Let's try a different automatic method called Pronunciation.

This works by grouping values which have a similar pronunciation.

Let's take a look at the grouping based on 149 Malden Road.

Clearly there's a problem here, Tableau Prep assumed that 134 Malden Road and 149 Malden Road were the same address, this is because Pronunciation ignores numeric characters. We'll quickly undo this by unchecking 134 Malden Road on the right hand side to remove it from the grouping. Let's look for a value with no numbers.

We'll scroll down and select Clifton Road where Road is abbreviated.

Inside this grouping, we can see it has correctly recognized Clifton Road, where Road is spelled out, as the same value.
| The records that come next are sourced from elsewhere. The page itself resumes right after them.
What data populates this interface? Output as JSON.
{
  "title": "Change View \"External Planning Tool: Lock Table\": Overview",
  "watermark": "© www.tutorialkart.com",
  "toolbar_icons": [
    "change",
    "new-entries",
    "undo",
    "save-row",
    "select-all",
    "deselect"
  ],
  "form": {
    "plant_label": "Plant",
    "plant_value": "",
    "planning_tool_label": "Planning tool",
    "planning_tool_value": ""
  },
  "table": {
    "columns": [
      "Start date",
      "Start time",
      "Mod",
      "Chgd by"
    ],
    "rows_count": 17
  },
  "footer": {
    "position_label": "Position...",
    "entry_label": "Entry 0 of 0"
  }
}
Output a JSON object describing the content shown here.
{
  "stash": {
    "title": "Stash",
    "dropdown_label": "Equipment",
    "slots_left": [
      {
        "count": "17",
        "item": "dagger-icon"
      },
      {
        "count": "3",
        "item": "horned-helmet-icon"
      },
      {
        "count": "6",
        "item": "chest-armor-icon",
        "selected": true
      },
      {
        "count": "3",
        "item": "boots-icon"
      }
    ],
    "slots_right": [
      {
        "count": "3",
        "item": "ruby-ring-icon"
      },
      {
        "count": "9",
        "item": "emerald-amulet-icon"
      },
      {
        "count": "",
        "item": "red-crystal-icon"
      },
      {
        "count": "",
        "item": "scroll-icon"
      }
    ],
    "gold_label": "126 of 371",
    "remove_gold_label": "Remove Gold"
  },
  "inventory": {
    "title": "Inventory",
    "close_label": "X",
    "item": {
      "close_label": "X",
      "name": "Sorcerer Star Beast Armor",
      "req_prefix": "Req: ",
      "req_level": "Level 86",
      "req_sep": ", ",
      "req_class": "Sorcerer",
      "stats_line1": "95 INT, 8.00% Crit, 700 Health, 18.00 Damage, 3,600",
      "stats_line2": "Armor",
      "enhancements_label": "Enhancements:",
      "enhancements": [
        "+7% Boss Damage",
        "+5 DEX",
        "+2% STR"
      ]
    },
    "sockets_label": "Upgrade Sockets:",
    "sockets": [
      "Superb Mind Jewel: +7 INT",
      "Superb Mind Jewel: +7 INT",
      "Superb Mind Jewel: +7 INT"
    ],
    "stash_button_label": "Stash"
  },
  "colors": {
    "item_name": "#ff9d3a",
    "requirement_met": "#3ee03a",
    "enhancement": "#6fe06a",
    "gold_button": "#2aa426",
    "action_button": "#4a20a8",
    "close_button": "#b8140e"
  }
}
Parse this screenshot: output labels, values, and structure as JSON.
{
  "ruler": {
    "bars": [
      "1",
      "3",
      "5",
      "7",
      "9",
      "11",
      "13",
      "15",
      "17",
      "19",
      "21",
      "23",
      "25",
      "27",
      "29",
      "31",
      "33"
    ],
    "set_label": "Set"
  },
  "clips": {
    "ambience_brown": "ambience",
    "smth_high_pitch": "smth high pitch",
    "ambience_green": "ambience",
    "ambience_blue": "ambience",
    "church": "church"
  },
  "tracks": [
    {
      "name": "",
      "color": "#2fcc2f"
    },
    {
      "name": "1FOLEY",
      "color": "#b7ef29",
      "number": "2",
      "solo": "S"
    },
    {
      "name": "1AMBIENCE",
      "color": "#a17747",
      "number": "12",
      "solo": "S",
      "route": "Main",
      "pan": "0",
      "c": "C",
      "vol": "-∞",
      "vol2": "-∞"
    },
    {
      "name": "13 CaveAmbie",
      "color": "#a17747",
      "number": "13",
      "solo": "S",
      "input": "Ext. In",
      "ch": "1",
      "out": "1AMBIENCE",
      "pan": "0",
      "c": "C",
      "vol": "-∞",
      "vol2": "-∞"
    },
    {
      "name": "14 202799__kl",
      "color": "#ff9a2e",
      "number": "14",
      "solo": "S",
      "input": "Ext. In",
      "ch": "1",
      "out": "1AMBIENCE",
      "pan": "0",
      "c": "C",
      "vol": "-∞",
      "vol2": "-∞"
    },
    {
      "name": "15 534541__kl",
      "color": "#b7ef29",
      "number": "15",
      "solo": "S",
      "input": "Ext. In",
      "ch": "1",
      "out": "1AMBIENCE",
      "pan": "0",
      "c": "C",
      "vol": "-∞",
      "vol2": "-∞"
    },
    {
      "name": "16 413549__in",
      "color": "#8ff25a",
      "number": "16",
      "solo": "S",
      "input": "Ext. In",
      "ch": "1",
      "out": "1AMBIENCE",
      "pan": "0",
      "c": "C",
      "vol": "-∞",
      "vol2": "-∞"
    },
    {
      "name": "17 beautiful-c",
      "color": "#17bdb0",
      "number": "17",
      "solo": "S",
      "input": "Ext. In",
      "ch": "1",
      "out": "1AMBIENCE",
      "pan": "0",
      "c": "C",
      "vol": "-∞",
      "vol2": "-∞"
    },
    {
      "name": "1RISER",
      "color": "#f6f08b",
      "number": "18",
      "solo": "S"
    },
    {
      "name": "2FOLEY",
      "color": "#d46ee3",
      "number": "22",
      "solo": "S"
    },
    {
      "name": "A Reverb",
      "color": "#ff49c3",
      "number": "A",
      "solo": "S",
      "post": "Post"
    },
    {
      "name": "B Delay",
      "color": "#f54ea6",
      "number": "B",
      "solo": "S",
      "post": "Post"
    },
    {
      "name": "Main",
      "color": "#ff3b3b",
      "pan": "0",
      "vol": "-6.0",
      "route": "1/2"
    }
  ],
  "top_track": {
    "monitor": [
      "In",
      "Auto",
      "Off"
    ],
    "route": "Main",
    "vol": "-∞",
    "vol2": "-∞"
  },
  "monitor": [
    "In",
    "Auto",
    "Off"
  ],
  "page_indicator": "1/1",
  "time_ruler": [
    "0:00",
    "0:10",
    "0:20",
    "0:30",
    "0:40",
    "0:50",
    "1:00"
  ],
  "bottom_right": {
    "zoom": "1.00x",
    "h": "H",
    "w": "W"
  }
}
This highlights an important limitation of the automated group and replace methods, the results must always be checked manually.

To complete this task, we must check each grouping and undo any bad matches.

I'll do this off camera.

Our customer addresses data set is know properly cleaned and well formatted. Let's quickly recap this lesson. First, we addressed the unusual spellings of Surrey in the County field by using the Manual Selection group and replace option. Then when faced with the many values in the Town field, we used Common Characters to automatically detect similar values.

Finally, we used the same approach for the street name field, this failed so we used Pronunciation instead and manually fixed any inaccuracies.

In the next lesson we'll look at how to save our work and output our data.